Lawyers must have a process for evaluating cases to determine whether unbundling would be appropriate, says Stephanie L. Kimbro, a sole practitioner in Wilmington, N.C., and the author of Limited Scope Legal Services: Unbundling and the Self-Help Client, published by the ABA last year. “Lawyers must conduct a thorough intake process with the prospective client in order to make sure that it is reasonable to unbundle for the client’s specific legal needs before even beginning to do limited-scope work for an individual,” says Kimbro, who is a member of the ABA’s delivery committee. “This means having a process and procedure for unbundling in place ahead of time for each practice area where the lawyer might unbundle their services.”
PUT IT IN WRITING
A signed engagement agreement fully explaining the limited scope of the lawyer’s involvement is absolutely essential, Kimbro says. “The biggest ethics consideration for the lawyer is to clearly define the scope of representation for the client,” she says. “This is handled through a limited-scope engagement agreement, but the lawyer should include that education component as well. The client should receive checklists that let him or her know specifically which tasks in the representation will be handled by the firm and which ones the client will be responsible for.”
Kimbro says the engagement agreement must explain how the lawyer will perform the services and how client communication will be conducted. “For a lot of unbundling, technology is used to deliver those services,” she says. “Many lawyers unbundle with fixed fees rather than by billable hour. This makes it critical to set those expectations out in the limited-scope engagement agreement so there are no misunderstandings when the client begins calling the office twice a day when the lawyer has specified that communication will be handled via email or through a secure client portal instead.”
“To make unbundling cost-effective as a practice,” Kimbro adds, “the lawyer needs to set up these controls and the limited-scope engagement agreement can help accomplish this.”
Experts warn that unbundling won’t work across the board. “In some kinds of cases, limited-scope representation is not going to work,” Joy says. “In the criminal field, especially if the client has never faced criminal charges before, no matter what the lawyer says, many people just don’t understand the nature of the process.”
Joy points out another ethics issue that comes up in the context of unbundled legal services: the point at which a lawyer engaging in limited-scope representation should be able to withdraw because the client isn’t paying the bills. “Nobody has addressed whether a lawyer in the litigation context who tries to take on a limited-scope representation should be permitted to withdraw as easily as they can in some jurisdictions,” he says.
Even though it presents some ethics challenges, limited-scope representation offers real hope for expanding the market for legal services.

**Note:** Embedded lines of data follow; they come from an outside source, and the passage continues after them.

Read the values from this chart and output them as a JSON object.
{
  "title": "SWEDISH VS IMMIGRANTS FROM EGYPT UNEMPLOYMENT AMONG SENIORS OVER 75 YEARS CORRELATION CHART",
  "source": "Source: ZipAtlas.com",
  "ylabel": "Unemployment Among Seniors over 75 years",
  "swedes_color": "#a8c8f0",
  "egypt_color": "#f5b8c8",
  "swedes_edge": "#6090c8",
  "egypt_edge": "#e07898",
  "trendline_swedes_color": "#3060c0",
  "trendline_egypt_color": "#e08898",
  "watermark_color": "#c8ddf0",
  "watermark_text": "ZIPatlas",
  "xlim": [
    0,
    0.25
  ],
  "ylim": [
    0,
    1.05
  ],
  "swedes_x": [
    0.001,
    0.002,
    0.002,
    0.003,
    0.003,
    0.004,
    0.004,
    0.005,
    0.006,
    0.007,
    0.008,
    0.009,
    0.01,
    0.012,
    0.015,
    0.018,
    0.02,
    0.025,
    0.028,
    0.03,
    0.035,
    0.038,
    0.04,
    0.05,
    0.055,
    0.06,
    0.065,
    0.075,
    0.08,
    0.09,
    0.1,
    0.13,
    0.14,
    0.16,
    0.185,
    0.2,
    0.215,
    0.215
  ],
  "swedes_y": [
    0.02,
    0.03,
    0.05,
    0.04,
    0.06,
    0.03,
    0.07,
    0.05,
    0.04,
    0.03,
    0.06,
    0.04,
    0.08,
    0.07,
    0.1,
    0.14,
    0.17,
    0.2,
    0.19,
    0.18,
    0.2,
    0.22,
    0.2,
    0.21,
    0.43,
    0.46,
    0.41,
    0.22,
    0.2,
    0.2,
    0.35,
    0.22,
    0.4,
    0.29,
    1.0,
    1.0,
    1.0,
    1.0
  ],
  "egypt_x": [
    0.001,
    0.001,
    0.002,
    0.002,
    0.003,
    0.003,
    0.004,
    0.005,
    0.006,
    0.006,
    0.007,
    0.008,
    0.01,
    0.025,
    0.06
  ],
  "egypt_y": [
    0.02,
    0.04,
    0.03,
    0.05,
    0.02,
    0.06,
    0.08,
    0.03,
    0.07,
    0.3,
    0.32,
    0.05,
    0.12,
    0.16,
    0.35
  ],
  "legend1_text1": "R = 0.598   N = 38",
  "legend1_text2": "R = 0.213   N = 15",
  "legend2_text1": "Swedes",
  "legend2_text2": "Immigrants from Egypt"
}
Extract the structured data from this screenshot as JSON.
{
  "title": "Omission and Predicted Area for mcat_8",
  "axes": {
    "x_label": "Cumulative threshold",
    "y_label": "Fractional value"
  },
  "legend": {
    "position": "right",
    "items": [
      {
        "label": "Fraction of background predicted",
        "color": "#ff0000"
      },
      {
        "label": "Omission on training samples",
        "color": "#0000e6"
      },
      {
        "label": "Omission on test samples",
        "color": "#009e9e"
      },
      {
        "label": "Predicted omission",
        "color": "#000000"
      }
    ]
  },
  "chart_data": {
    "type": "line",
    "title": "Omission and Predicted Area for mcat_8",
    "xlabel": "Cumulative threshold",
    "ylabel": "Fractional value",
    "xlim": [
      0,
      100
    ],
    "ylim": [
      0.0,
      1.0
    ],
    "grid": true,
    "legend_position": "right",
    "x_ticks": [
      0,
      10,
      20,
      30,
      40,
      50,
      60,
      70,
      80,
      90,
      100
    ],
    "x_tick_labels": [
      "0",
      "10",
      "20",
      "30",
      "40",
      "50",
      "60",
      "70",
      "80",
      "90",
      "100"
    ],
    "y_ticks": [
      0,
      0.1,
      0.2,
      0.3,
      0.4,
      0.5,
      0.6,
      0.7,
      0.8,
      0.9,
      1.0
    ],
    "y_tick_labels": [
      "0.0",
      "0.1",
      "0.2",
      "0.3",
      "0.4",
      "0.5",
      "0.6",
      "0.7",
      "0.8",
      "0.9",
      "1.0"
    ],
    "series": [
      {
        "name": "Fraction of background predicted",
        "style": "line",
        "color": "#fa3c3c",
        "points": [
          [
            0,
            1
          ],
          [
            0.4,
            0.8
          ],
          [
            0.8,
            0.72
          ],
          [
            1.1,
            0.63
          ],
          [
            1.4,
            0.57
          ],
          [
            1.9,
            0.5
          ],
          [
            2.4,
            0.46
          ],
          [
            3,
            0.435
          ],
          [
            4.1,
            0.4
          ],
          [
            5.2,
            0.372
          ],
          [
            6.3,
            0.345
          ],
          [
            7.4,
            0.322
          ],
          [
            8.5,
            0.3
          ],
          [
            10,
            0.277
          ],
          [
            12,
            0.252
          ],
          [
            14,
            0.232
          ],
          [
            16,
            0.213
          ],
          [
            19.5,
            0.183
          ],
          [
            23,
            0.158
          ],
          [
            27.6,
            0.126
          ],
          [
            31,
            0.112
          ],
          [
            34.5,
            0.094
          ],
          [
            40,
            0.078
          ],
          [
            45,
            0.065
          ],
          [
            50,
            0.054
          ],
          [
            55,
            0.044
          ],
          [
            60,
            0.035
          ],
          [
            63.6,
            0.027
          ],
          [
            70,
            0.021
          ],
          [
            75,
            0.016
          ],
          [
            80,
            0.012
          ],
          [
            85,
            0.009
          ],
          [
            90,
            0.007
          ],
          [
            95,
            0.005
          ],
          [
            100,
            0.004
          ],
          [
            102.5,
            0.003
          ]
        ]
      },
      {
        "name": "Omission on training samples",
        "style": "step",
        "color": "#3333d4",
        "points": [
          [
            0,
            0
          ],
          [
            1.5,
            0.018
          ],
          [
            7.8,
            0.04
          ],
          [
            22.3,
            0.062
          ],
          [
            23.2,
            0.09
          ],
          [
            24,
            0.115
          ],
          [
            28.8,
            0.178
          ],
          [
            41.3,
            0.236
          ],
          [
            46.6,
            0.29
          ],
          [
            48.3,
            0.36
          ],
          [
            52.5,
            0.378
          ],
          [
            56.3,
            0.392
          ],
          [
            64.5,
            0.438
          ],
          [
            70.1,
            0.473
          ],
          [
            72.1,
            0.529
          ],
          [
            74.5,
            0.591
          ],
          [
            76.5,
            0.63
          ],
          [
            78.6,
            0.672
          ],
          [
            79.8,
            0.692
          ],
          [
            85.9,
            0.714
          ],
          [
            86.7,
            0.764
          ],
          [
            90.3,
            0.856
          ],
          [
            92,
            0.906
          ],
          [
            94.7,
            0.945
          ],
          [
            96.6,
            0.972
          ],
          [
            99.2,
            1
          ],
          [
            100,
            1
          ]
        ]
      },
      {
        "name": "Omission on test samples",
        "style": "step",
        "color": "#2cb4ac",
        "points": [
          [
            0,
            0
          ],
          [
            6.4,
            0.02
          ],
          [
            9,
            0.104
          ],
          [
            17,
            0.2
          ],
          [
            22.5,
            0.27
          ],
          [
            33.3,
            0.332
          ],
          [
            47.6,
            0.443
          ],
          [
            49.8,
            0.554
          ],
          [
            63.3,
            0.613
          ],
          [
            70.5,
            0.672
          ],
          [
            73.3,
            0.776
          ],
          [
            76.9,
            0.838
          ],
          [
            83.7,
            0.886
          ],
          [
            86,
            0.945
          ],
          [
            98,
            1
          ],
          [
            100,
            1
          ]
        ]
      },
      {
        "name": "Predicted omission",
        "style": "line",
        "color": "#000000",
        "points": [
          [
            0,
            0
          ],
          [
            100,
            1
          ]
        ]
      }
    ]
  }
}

Advocates of unbundling view the resolution adopted by the ABA House of Delegates in February as a very positive development.
Mosten says unbundling not only helps consumers but also bolsters efforts by lawyers to build their practices. “It presents a perfect match between consumer need and lawyering success,” says the man widely known as the “Father of Unbundling.” “Everyone understands it is good for the consumer—and if it is good for the consumer, then it is good for the profession.”